The Minister of State referred to "extensive engagement with stakeholders". That is not what stakeholders told us in this committee. Representatives of the Irish Planning Institute told us the level of engagement with them in the planning forum was very high level and they were surprised by large elements of the Bill. Many other sectors, such as environmental NGOs and legal bodies, did not give the impression the Minister of State suggests or, in some cases, were outright critical of the lack of engagement on the detail of this.
We have no idea what the cost regime will be because it is not in the Bill. The Minister of State is correct that it is being dealt with by another Department. The problem with costs, which we will get into when we deal with the sections, is that for two or three years there was an enormous backlog in the courts because of the dispute over costs in the Heather Hill case. That meant any judicial review with a similar dispute over costs could not proceed and that clogged up the courts and the system. That was resolved and there is clarity for the first time in years on costs. We are being asked to throw that certainty and clarity away for a legal aid scheme that has yet to be designed or published. Nobody understands how it will operate and be funded or how much it will cost. There is a fee-setting mechanism, which I am not against in principle, but there is no clarity on how it will work.

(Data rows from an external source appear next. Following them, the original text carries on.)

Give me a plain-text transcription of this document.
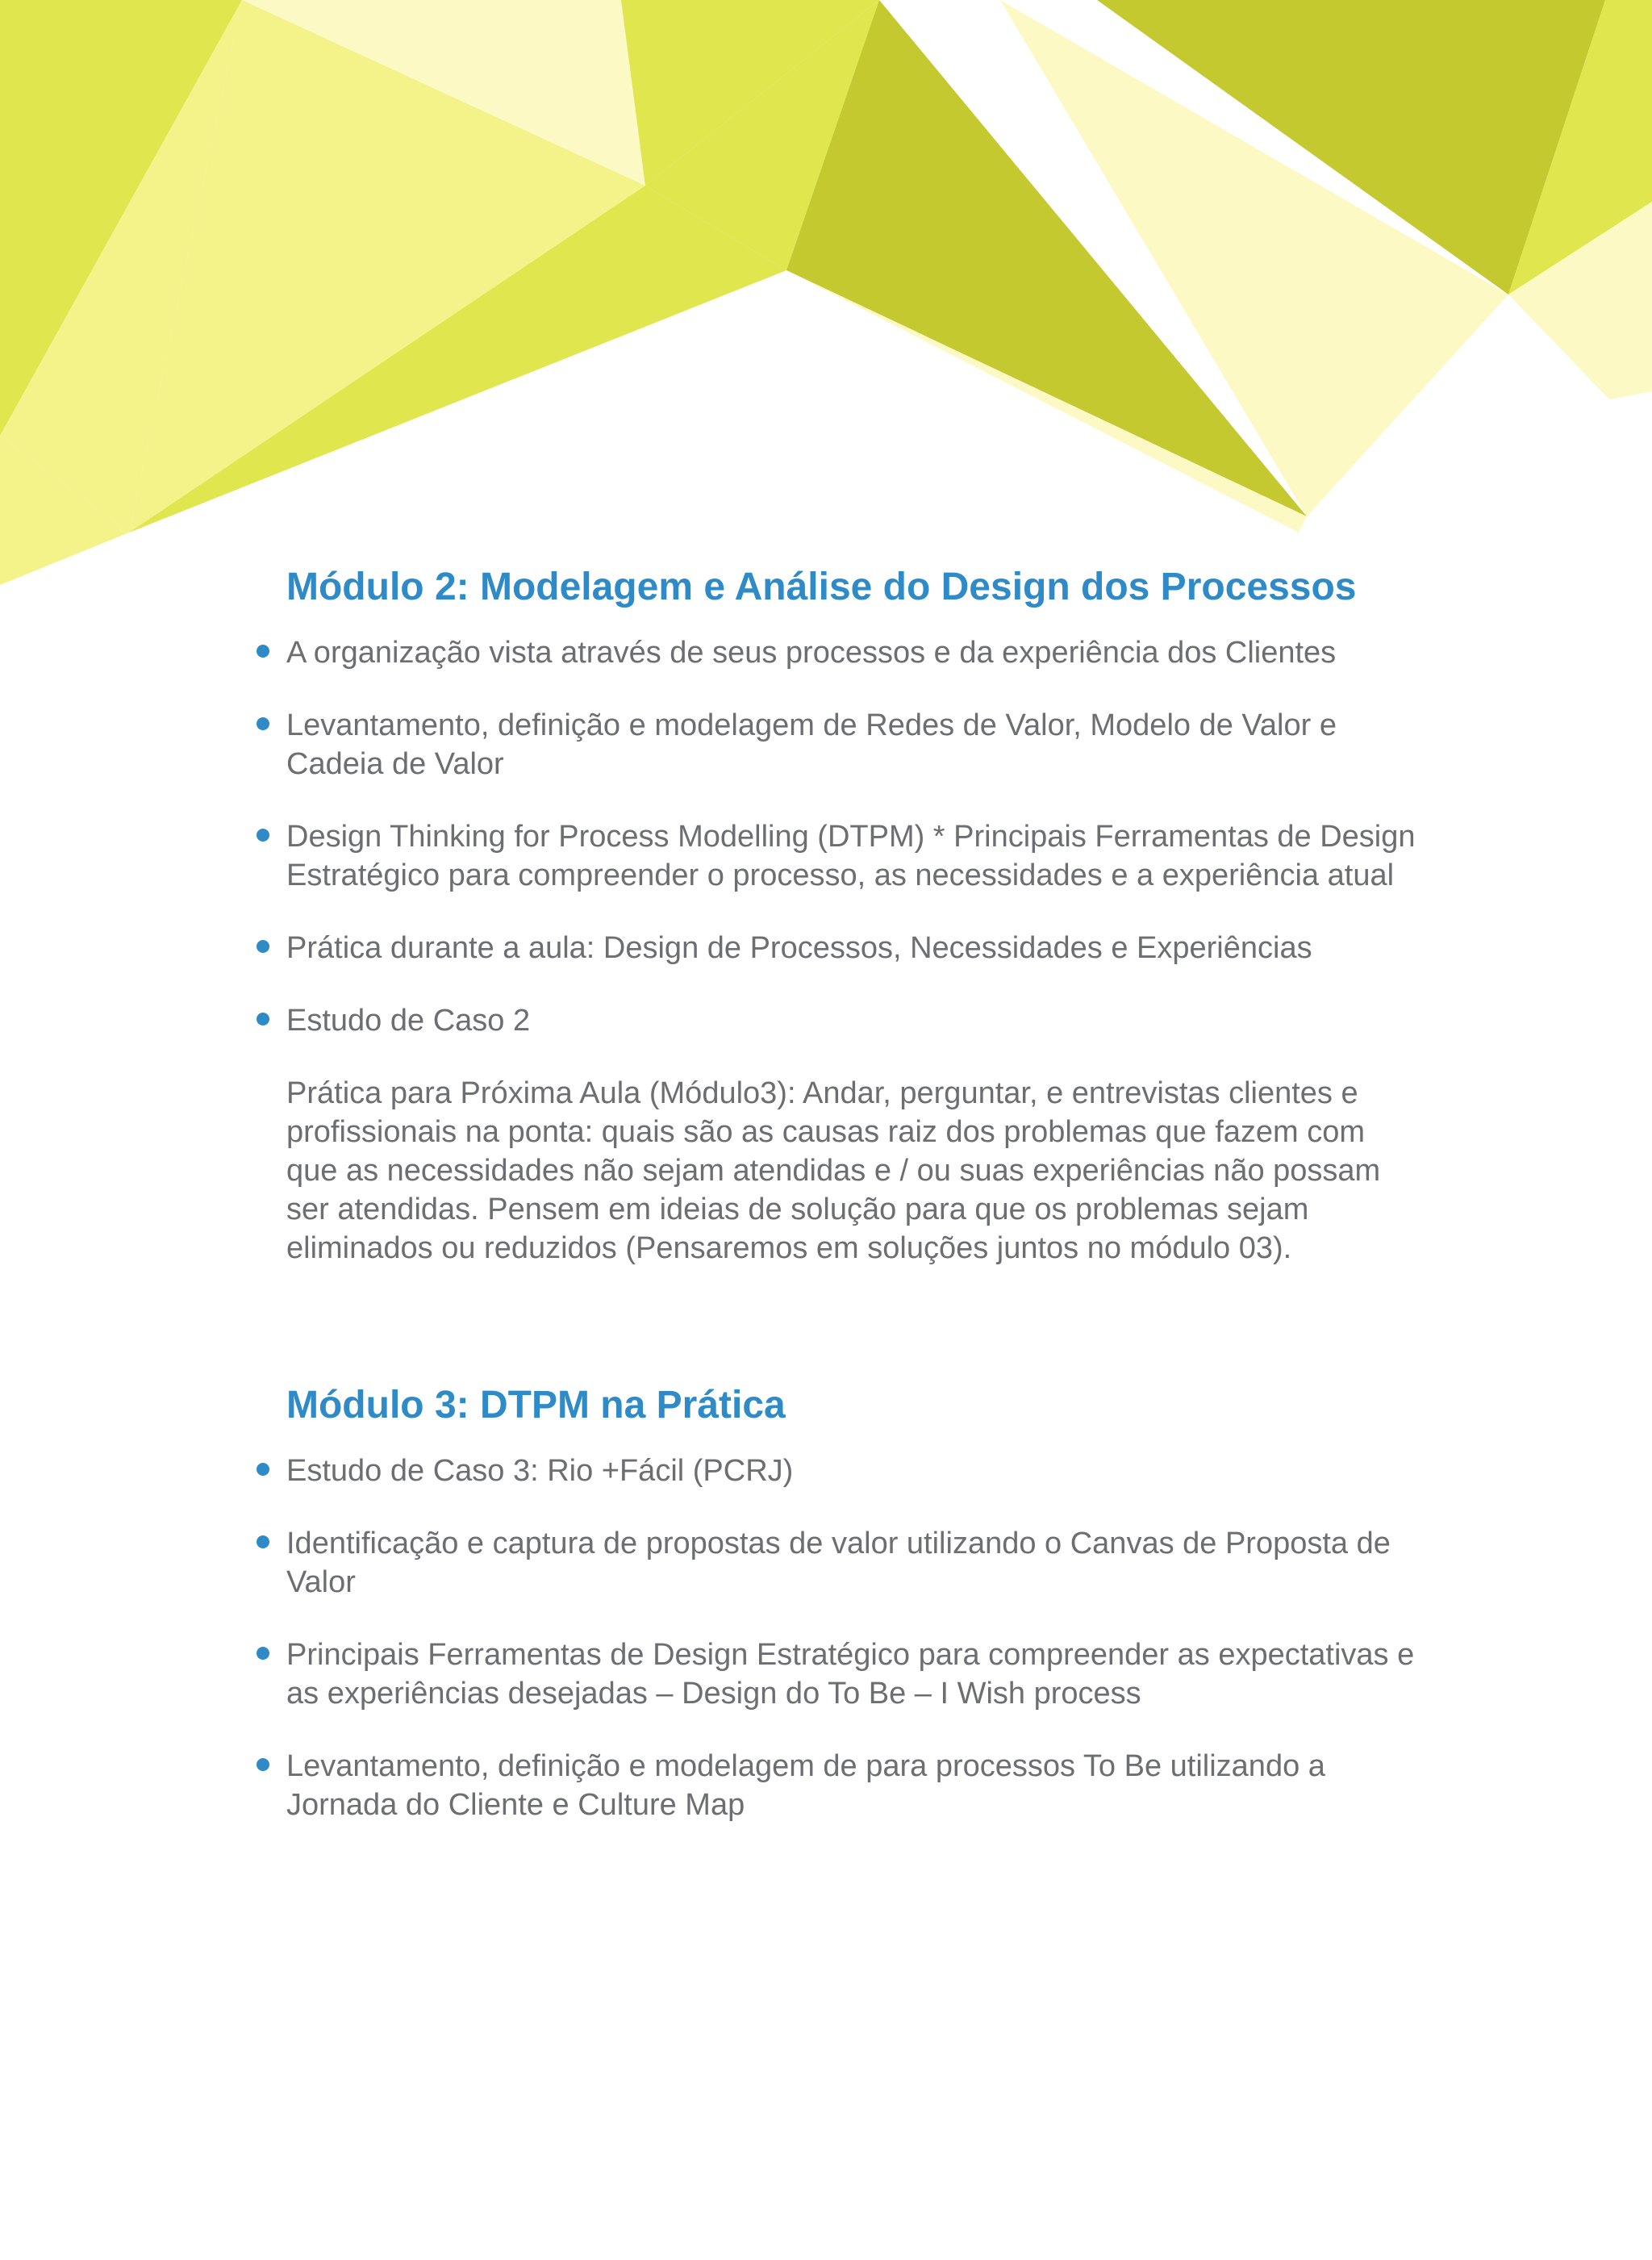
Módulo 2: Modelagem e Análise do Design dos Processos
A organização vista através de seus processos e da experiência dos Clientes
Levantamento, definição e modelagem de Redes de Valor, Modelo de Valor e Cadeia de Valor
Design Thinking for Process Modelling (DTPM) * Principais Ferramentas de Design Estratégico para compreender o processo, as necessidades e a experiência atual
Prática durante a aula: Design de Processos, Necessidades e Experiências
Estudo de Caso 2

Prática para Próxima Aula (Módulo3): Andar, perguntar, e entrevistas clientes e profissionais na ponta: quais são as causas raiz dos problemas que fazem com que as necessidades não sejam atendidas e / ou suas experiências não possam ser atendidas. Pensem em ideias de solução para que os problemas sejam eliminados ou reduzidos (Pensaremos em soluções juntos no módulo 03).

Módulo 3: DTPM na Prática
Estudo de Caso 3: Rio +Fácil (PCRJ)
Identificação e captura de propostas de valor utilizando o Canvas de Proposta de Valor
Principais Ferramentas de Design Estratégico para compreender as expectativas e as experiências desejadas – Design do To Be – I Wish process
Levantamento, definição e modelagem de para processos To Be utilizando a Jornada do Cliente e Culture Map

Here is the problem. I appreciate the Minister of State is new to the portfolio but I am sure he followed some of these debates. I do not want to see good planning applications for good quality residential development, offshore or onshore renewable energy or critical infrastructure, particularly by our semi-State bodies, stuck for several years in the courts because the Department has ditched Heather Hill and introduced as yet undefined cost protection measures which end up being litigated on and slowing everything down.
I ask again what empirical, policy-based evidence, not legal advice, are these measures based on? If there is such a thing, will it be published? Why is the Minister of State not listening to the long list of professionals who work this system, including planners and developers, whether public, private or semi-State, and legal professionals working on both sides of the litigation process? They told us in committee through clear submission and stark testimony. Some of them have been writing publicly in newspapers over the last while. The Irish Planning Institute's conference is today and this matter is being discussed on the platform as we speak. Why is the Minister of State not listening to the voices of the experts who will be working this system when they tell him he has got this wrong and it will lead to increased conflict, litigation and delay in our planning system, particularly for crucial infrastructure, residential development and renewable energy projects?